You're kidding right? There is currently one thing that can happen to you in SC right now - Interdictions, and the forum is full of people complaining that they're far too common. Add more things and there will be even more complaints. Besides, most of your suggestions don't actually make much sense in the context of a game whose major selling point is an attempt to add a degree of realism.

If you're bored and don't like how SC works, then maybe ED isn't the space sim for you.
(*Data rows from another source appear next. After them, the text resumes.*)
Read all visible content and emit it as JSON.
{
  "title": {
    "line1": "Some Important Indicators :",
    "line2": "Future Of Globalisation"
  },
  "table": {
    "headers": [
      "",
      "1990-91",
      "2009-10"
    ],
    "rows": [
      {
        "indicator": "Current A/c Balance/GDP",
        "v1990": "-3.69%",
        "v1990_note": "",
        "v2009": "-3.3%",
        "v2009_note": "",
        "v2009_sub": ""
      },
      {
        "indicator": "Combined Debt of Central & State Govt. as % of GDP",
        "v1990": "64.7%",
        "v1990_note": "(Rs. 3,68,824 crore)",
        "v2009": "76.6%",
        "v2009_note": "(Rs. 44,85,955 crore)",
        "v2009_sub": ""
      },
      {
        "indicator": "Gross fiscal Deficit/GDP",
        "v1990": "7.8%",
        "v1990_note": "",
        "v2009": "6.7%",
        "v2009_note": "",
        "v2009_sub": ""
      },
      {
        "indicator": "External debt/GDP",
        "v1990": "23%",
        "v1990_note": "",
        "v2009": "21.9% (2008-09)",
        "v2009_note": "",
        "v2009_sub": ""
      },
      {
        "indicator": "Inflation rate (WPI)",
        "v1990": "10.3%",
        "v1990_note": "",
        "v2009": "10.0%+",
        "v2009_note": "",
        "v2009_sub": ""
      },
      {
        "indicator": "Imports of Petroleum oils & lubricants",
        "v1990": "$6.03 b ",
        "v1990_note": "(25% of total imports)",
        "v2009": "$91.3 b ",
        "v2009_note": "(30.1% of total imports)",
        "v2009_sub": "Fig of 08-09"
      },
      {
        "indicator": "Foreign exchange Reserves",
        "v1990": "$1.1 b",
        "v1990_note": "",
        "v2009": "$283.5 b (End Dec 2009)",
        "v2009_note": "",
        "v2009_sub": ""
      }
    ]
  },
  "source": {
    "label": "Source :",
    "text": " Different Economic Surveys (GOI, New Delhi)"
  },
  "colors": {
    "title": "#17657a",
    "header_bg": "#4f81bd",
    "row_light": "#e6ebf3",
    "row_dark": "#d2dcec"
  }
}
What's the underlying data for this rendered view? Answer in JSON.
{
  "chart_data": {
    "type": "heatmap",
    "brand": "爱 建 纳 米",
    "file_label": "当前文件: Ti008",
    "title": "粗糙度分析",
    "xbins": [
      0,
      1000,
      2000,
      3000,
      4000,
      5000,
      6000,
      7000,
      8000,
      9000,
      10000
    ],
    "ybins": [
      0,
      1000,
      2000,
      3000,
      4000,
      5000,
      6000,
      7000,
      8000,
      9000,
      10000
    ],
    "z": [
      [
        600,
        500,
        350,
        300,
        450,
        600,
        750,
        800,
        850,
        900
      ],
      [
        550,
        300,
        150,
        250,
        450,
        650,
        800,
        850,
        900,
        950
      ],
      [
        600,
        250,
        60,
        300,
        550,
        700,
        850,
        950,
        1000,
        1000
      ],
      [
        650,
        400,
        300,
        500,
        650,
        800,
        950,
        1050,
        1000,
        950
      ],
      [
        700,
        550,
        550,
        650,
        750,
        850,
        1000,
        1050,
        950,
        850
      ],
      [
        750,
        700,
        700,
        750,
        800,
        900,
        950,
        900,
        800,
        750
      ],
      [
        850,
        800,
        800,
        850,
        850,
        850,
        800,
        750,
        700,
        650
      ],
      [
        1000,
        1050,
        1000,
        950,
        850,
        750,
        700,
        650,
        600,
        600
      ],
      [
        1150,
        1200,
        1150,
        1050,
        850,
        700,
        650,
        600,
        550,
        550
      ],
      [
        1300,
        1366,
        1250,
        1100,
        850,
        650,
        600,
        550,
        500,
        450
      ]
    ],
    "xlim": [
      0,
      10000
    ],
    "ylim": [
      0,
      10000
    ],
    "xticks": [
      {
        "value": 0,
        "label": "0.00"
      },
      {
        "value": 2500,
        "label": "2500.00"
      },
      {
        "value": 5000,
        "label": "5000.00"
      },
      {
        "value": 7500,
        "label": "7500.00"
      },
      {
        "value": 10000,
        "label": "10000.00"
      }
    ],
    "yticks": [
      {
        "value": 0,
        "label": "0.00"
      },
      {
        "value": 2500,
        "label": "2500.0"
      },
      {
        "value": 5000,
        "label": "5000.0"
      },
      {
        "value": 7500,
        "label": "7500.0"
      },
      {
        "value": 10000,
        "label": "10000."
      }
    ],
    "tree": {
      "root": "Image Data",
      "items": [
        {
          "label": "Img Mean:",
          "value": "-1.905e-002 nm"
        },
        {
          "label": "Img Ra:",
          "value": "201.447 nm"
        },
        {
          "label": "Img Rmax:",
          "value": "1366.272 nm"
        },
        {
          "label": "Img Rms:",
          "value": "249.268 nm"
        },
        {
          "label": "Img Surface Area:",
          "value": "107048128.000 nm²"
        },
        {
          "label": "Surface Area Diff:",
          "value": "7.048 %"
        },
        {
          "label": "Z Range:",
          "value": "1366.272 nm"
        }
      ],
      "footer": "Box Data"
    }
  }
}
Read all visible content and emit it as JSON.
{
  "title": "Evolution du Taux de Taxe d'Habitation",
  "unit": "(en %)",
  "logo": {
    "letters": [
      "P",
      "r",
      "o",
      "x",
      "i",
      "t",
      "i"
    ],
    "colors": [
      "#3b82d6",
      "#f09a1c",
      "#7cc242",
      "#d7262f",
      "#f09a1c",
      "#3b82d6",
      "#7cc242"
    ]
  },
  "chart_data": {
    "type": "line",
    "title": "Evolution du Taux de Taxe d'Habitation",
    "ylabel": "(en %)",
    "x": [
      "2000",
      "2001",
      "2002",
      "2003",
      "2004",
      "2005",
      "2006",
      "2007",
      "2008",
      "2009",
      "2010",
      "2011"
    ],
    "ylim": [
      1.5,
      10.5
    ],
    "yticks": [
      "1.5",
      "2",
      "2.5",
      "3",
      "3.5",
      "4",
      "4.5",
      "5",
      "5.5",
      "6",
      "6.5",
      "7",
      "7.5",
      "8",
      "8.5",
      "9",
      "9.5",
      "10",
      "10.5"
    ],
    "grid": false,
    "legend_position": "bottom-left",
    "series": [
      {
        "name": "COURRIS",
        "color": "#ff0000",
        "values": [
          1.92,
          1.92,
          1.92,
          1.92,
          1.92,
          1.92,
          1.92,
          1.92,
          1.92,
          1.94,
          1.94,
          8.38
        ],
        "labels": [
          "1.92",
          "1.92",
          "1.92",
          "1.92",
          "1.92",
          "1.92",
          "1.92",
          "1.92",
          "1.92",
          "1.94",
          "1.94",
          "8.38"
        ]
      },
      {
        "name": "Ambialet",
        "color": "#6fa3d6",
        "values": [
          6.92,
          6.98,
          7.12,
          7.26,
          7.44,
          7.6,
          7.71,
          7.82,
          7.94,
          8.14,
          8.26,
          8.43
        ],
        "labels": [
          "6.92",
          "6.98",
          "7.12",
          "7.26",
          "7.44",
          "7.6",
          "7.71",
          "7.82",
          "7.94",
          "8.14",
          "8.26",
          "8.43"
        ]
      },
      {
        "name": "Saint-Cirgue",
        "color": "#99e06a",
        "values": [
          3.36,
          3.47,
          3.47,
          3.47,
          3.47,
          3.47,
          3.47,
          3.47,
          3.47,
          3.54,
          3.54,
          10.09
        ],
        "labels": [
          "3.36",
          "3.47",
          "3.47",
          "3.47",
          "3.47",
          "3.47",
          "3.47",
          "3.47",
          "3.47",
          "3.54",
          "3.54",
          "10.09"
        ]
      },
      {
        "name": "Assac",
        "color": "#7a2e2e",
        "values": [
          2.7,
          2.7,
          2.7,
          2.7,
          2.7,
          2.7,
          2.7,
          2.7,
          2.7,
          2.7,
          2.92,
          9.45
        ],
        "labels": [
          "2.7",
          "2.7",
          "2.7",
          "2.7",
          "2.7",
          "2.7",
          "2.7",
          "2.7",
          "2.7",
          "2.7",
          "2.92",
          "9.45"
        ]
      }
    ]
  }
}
Perhaps the complaints are because interdictions are a dull mechanic and theres no variety
Perhaps the complaints are because its buggy and often flickers like crazy
Perhaps the complains are because a moment of lag can mean a 800,000 CR repair bill
Perhaps the complains are because they're entirely pointless and you just need to submit, hit boost then carry on

Also, whats unrealistic about encountering an asteroid field, or debris? I dont see as elite as a sim anyway, the fundamental aeroplane flight mechanics stop it being a sim

When the travelling portion of the game is less engaging than euro truck simulator 2014, something needs to give or vast numbers of people are just going to leave out of sheer boredom.
 
Perhaps the complaints are because interdictions are a dull mechanic and theres no variety
Perhaps the complaints are because its buggy and often flickers like crazy
Perhaps the complains are because a moment of lag can mean a 800,000 CR repair bill
Perhaps the complains are because they're entirely pointless and you just need to submit, hit boost then carry on

Also, whats unrealistic about encountering an asteroid field, or debris? I dont see as elite as a sim anyway, the fundamental aeroplane flight mechanics stop it being a sim

When the travelling portion of the game is less engaging than euro truck simulator 2014, something needs to give or vast numbers of people are just going to leave out of sheer boredom.
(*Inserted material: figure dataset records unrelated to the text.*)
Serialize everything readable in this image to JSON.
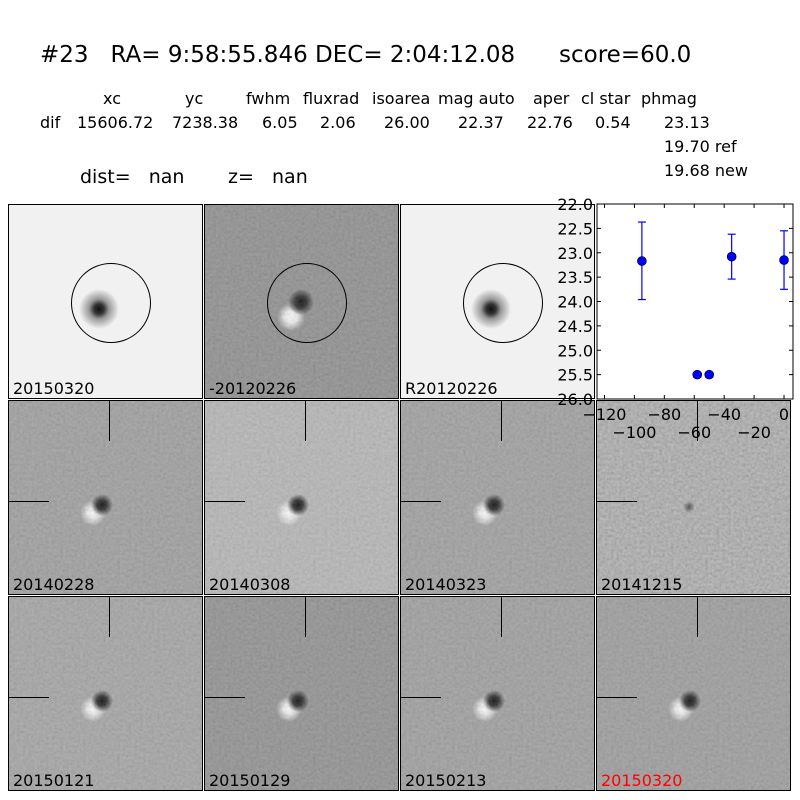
{
  "header": {
    "title": "#23   RA= 9:58:55.846 DEC= 2:04:12.08      score=60.0",
    "columns": [
      "xc",
      "yc",
      "fwhm",
      "fluxrad",
      "isoarea",
      "mag auto",
      "aper",
      "cl star",
      "phmag"
    ],
    "row_label": "dif",
    "row_values": [
      "15606.72",
      "7238.38",
      "6.05",
      "2.06",
      "26.00",
      "22.37",
      "22.76",
      "0.54",
      "23.13"
    ],
    "ref_line": "19.70 ref",
    "new_line": "19.68 new",
    "dist": "dist=   nan",
    "z": "z=   nan"
  },
  "panels": [
    {
      "label": "20150320",
      "bg": "#f1f1f1",
      "type": "new"
    },
    {
      "label": "-20120226",
      "bg": "#8c8c8c",
      "type": "diff"
    },
    {
      "label": "R20120226",
      "bg": "#f1f1f1",
      "type": "ref"
    },
    {
      "label": "20140228",
      "bg": "#9c9c9c",
      "type": "stamp"
    },
    {
      "label": "20140308",
      "bg": "#b4b4b4",
      "type": "stamp"
    },
    {
      "label": "20140323",
      "bg": "#9d9d9d",
      "type": "stamp"
    },
    {
      "label": "20141215",
      "bg": "#a8a8a8",
      "type": "stamp"
    },
    {
      "label": "20150121",
      "bg": "#a2a2a2",
      "type": "stamp"
    },
    {
      "label": "20150129",
      "bg": "#8e8e8e",
      "type": "stamp"
    },
    {
      "label": "20150213",
      "bg": "#9c9c9c",
      "type": "stamp"
    },
    {
      "label": "20150320",
      "bg": "#9a9a9a",
      "type": "stamp",
      "highlight": "#ff0000"
    }
  ],
  "chart_data": {
    "type": "scatter",
    "title": "",
    "xlabel": "",
    "ylabel": "",
    "xlim": [
      -125,
      6
    ],
    "ylim": [
      26.0,
      22.0
    ],
    "y_inverted": true,
    "xticks": [
      -120,
      -100,
      -80,
      -60,
      -40,
      -20,
      0
    ],
    "xtick_labels": [
      "−120",
      "−100",
      "−80",
      "−60",
      "−40",
      "−20",
      "0"
    ],
    "yticks": [
      22.0,
      22.5,
      23.0,
      23.5,
      24.0,
      24.5,
      25.0,
      25.5,
      26.0
    ],
    "ytick_labels": [
      "22.0",
      "22.5",
      "23.0",
      "23.5",
      "24.0",
      "24.5",
      "25.0",
      "25.5",
      "26.0"
    ],
    "grid": false,
    "color": "#0000ff",
    "points": [
      {
        "x": -95,
        "y": 23.17,
        "err_low": 22.37,
        "err_high": 23.96
      },
      {
        "x": -58,
        "y": 25.5,
        "err_low": 25.47,
        "err_high": 25.55
      },
      {
        "x": -50,
        "y": 25.5,
        "err_low": 25.47,
        "err_high": 25.55
      },
      {
        "x": -35,
        "y": 23.08,
        "err_low": 22.62,
        "err_high": 23.54
      },
      {
        "x": 0,
        "y": 23.15,
        "err_low": 22.55,
        "err_high": 23.75
      }
    ]
  }
}
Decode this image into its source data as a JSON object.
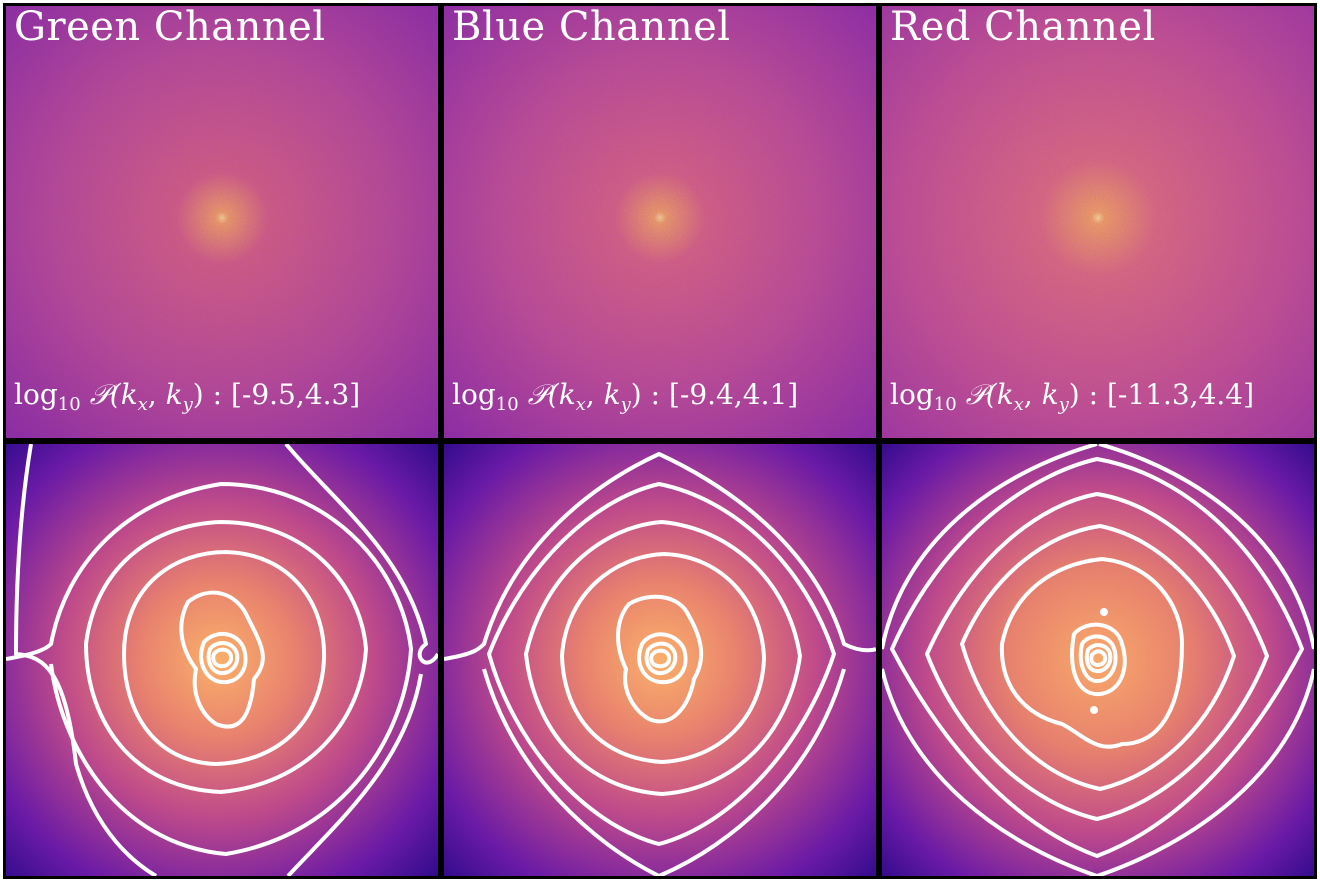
{
  "panels_top": [
    {
      "title": "Green Channel",
      "log_label": "log",
      "log_sub": "10",
      "formula_prefix": "𝒫(",
      "formula_kx": "k",
      "formula_kx_sub": "x",
      "formula_mid": ", ",
      "formula_ky": "k",
      "formula_ky_sub": "y",
      "formula_suffix": ") : ",
      "range": "[-9.5,4.3]"
    },
    {
      "title": "Blue Channel",
      "log_label": "log",
      "log_sub": "10",
      "formula_prefix": "𝒫(",
      "formula_kx": "k",
      "formula_kx_sub": "x",
      "formula_mid": ", ",
      "formula_ky": "k",
      "formula_ky_sub": "y",
      "formula_suffix": ") : ",
      "range": "[-9.4,4.1]"
    },
    {
      "title": "Red Channel",
      "log_label": "log",
      "log_sub": "10",
      "formula_prefix": "𝒫(",
      "formula_kx": "k",
      "formula_kx_sub": "x",
      "formula_mid": ", ",
      "formula_ky": "k",
      "formula_ky_sub": "y",
      "formula_suffix": ") : ",
      "range": "[-11.3,4.4]"
    }
  ],
  "colors": {
    "power_bg": "#b83f96",
    "power_center": "#f4a45a",
    "contour_outer": "#3b0a9a",
    "contour_mid": "#c43f8a",
    "contour_center": "#f7a868",
    "contour_line": "#ffffff",
    "border": "#000000"
  }
}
The only reason there is aeroplane flight mechanics is because of Flight Assist. You turn Flight Assist off and it becomes truly a space flight simulation. Well, not quite, but a lot closer than with Flight Assist on. The reason it is on by default is to make it easier and to make it a fly-by-wire system. You don't have to use the Flight Assist fly-by-wire. But it will be much harder to restore stability after maneuvering with it off unless you have a joystick and/or throttle.

And as for what is wrong with an asteroid field or debris; nothing at all. I really can't speak for debris, but there are asteroid fields. I was doing a run and the extraction site was within the rings of a gas giant. Not actually in the rock field itself, but you had to maneuver to avoid the rings because if you went straight at it from the jump point you would hit the ring exclusion zone thereby causing a catastrophic drop from supercruise.
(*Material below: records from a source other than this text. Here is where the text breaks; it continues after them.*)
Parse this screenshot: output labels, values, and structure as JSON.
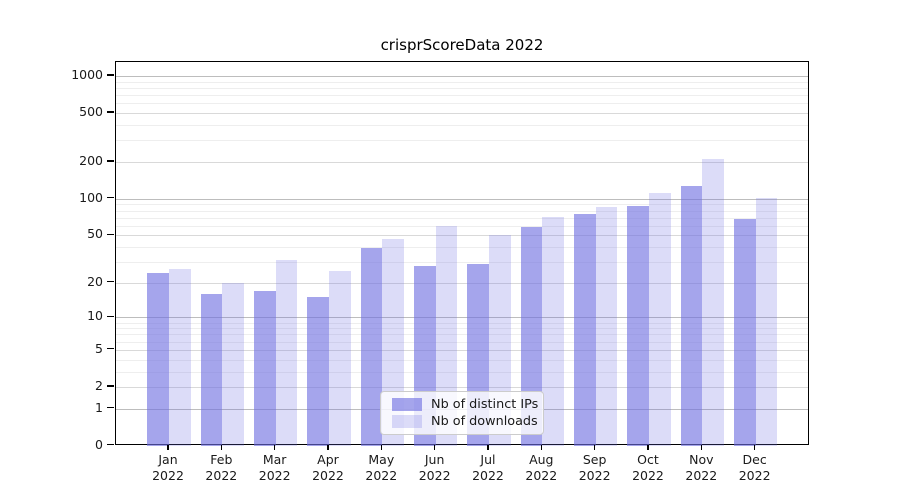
{
  "chart_data": {
    "type": "bar",
    "title": "crisprScoreData 2022",
    "categories": [
      "Jan 2022",
      "Feb 2022",
      "Mar 2022",
      "Apr 2022",
      "May 2022",
      "Jun 2022",
      "Jul 2022",
      "Aug 2022",
      "Sep 2022",
      "Oct 2022",
      "Nov 2022",
      "Dec 2022"
    ],
    "series": [
      {
        "name": "Nb of distinct IPs",
        "color": "rgba(110,110,224,0.62)",
        "values": [
          24,
          16,
          17,
          15,
          39,
          28,
          29,
          59,
          75,
          87,
          127,
          68
        ]
      },
      {
        "name": "Nb of downloads",
        "color": "rgba(110,110,224,0.24)",
        "values": [
          26,
          20,
          31,
          25,
          47,
          60,
          50,
          71,
          85,
          112,
          212,
          101
        ]
      }
    ],
    "y_scale": "log1p",
    "y_ticks": [
      1000,
      500,
      200,
      100,
      50,
      20,
      10,
      5,
      2,
      1,
      0
    ],
    "y_minor_gridlines": [
      900,
      800,
      700,
      600,
      400,
      300,
      90,
      80,
      70,
      60,
      40,
      30,
      9,
      8,
      7,
      6,
      4,
      3
    ],
    "ylim": [
      0,
      1300
    ],
    "grid": true,
    "legend_position": "lower center",
    "colors": {
      "bar_base": "#6e6ee0",
      "grid_major_dark": "#bdbdbd",
      "grid_major": "#d9d9d9",
      "grid_minor": "#eeeeee",
      "axis": "#000000",
      "text": "#1a1a1a"
    }
  }
}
It was actually quite fun having to avoid those rings. You had to go from slightly above or slightly below the rings to do it safely. It was great fun.

 
Supercruise is pure pseudoscience. It relies on compressing spacetime and there is no precedent for that, only expansion.

Actually it's not pseudoscience. It's theoretical science. There is scientific (theoretical) precedent. Ever hear of the Alcubierre Metric? That postulates you can compress space in front of a craft, and expand space behind the craft creating a bubble within which the craft will remain motionless. The Bubble travels faster than light via compression/expansion, but the ship within the bubble is motionless with respect to the bubble.

This has never been accomplished in real life, due to the enormous amounts of energy required. It also requires negative energy which is theoretical. However Miguel Alcubierre, the one who devised this has said that the space between Cassini plates could act as negative energy.

So there is scientific precedent, if no actual real world accomplishment as yet.